Я повернулся к ней. Ее макияж был размазан вдоль глаз с матовыми веками; она вертела в руках черный шнурок сумки, легкомысленно переброшенной через плечо. Машина, о которой она спрашивала, была стандартным «таурусом», одним из длинной череды. Казалось, не было причин выделять ее. Не было причин выделять и меня. Я подумал, как отец часто говорил на чтениях Библии: Бог то и дело дарует нам минуту идеальной возможности. Наше христианское дело — хвататься за эту минуту и вести одну из его потерянных душ к спасению.
Помятая, битая градом «камри» этой женщины держалась позади, дверь на водительском сиденье была открыта. Я думал о том, чтобы сказать: «Мэм, вы выглядите потерянной». Сказать: «Мэм, не бывает никакого нейтралитета». Я думал, как счастлив будет отец, когда я скажу ему, что оказал служение своему первому клиенту. Но я не мог. Ее вопрос был таким прямым, таким реальным, что уклониться от него было похоже на предательство.

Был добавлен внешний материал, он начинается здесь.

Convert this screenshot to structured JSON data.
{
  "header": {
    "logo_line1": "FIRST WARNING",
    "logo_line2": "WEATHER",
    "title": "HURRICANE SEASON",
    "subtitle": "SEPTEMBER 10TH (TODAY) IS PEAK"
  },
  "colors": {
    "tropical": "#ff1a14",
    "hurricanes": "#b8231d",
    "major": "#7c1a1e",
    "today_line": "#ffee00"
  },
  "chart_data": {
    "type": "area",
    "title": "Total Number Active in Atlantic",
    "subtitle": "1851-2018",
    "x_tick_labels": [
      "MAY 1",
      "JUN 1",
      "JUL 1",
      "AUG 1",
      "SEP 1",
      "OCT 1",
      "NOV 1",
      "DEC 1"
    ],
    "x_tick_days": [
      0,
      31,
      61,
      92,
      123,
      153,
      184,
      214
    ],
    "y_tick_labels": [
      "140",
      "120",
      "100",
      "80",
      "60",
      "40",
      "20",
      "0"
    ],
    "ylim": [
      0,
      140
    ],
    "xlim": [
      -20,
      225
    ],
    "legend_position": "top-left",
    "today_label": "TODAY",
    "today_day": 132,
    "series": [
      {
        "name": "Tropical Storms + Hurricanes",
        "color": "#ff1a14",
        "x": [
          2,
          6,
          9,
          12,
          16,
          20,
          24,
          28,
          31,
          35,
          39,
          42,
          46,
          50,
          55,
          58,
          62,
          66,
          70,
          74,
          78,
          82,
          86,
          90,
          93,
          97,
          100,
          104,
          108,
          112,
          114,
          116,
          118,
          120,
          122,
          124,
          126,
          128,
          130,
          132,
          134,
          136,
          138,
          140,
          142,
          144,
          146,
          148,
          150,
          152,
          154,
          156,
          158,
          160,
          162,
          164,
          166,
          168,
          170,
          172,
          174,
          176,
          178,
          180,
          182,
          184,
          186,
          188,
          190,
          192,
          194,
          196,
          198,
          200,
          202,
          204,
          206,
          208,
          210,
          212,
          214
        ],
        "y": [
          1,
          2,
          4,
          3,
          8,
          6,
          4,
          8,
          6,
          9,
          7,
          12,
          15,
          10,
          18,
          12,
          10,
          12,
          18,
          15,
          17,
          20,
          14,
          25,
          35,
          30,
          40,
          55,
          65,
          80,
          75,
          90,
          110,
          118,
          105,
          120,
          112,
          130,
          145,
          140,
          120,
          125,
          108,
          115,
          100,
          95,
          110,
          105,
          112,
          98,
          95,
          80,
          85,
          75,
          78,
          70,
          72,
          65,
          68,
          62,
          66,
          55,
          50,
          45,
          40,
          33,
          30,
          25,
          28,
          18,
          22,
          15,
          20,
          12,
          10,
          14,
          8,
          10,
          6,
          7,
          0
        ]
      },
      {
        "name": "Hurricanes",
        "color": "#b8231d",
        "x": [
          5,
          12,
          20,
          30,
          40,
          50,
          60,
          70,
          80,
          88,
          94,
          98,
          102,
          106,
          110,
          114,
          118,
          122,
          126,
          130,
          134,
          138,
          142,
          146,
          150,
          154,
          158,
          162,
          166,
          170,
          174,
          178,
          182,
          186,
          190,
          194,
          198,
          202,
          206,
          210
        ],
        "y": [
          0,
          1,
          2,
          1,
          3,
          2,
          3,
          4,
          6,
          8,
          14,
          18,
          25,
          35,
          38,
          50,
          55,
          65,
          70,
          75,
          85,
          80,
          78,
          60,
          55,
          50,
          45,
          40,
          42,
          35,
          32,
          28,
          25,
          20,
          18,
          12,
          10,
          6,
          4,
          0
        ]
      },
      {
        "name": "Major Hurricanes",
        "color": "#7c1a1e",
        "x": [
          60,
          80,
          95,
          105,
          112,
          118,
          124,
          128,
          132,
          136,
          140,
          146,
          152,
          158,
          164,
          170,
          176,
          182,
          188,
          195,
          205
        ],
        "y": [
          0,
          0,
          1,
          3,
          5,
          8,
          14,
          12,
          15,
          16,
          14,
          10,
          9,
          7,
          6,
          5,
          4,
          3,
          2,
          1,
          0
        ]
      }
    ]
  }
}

— С хорошим «таурусом» проблем обычно нет, — сказал я. — Бывает по-разному. Приличный пробег. Вряд ли вы с ней будете мучиться, если вовремя приводить ее на тюнинг. Но, знаете, это всего лишь «таурус».
Она положила руку мне на плечо и снова улыбнулась.
— Вы так добры, — сказала она. — Вам не обязательно было рассказывать мне правду.
Я хотел упасть ей на грудь и почувствовать, как ее руки обхватывают мои плечи. Хотел швырнуть полотенца и бутылку «Windex» на асфальт, скользнуть в ее машину и исчезнуть среди холмов, а потом, когда она не будет смотреть, вышвырнуть упаковку с презервативами из треснувшего окна.
— Все это так странно, — сказала Хлоя. — Откуда они берут эти жуткие звуковые эффекты?
Мы смотрели, как Дженет Ли вошла в душ, как напряглась ее бледная икра. Мы знали, что случится дальше, но затаили дыхание. Хлоя намазала лицо тональным кремом, хотя в этом не нуждалась, закрывая мелкие следы, где у нее были когда-то шрамы от прыщей. Она распустила волосы по плечам. Мы оба приоделись. Я был в черной рубашке и легкой куртке, которую не снимал, пока не вошел в двери. Хлоя была в платье, которого я никогда раньше не видел. Если ее мать подумала, что в наших нарядах было что-то странное, она так и не сказала об этом.
Мы сидели на диване на первом этаже перед голубым экраном телевизора. Иногда Брендон пробирался по лестнице и прятался за диваном, выпрыгивая, чтобы напугать нас.
— Ты уже слишком большой, чтобы так делать, — сказала Хлоя, когда он схватил ее за руку, едва на экране откинулась занавеска в душе. — Займись своими делами.
— Это тебе надо заняться своими делами, — сказал он, откидывая голову, поразительно точно передразнивая сестру. — Смотришь страшное кино на большом романтическом свидании.
Брендон был одет в воскресный блейзер. В петлице у него была яркая розовая роза, должно быть, он стянул ее из соседского сада. Он любил одеваться, как его любимые персонажи в компьютерных играх. Когда мы спросили, кто он сегодня, он сказал, что он Джеймс Бонд из «Золотого глаза» и выставил указательный и большой палец, будто пистолет. Я был рад, что он иногда прерывал нас, и что его внезапное появление бессознательно заставляло Хлою отстраняться от меня.
Каждое передвижение на этом диване было победой или поражением. Иногда и тем, и другим. Я в этой войне постоянно переходил с одной стороны на другую.
Брендон вынул конфетную сигарету из кармана, как будто собирался аккуратно примостить ее на краешке губ. Вместо этого он вцепился в нее зубами.
— Не забывай, что ты квартируешь сегодня со мной, — сказал он, будто пытаясь пронзить меня тем, что осталось от сигареты. — «Психоз-2». Бейтс наносит ответный удар.
Мы смотрели, как камера переходит, описывая спираль, от зияющего зрачка Ли, и кадр Хичкока специально застывает еще на секунду, секунду мучительного страха. Хлоя придвинулась ближе.
— Все равно страшно, — сказала она. — Даже с этими дурацкими звуками.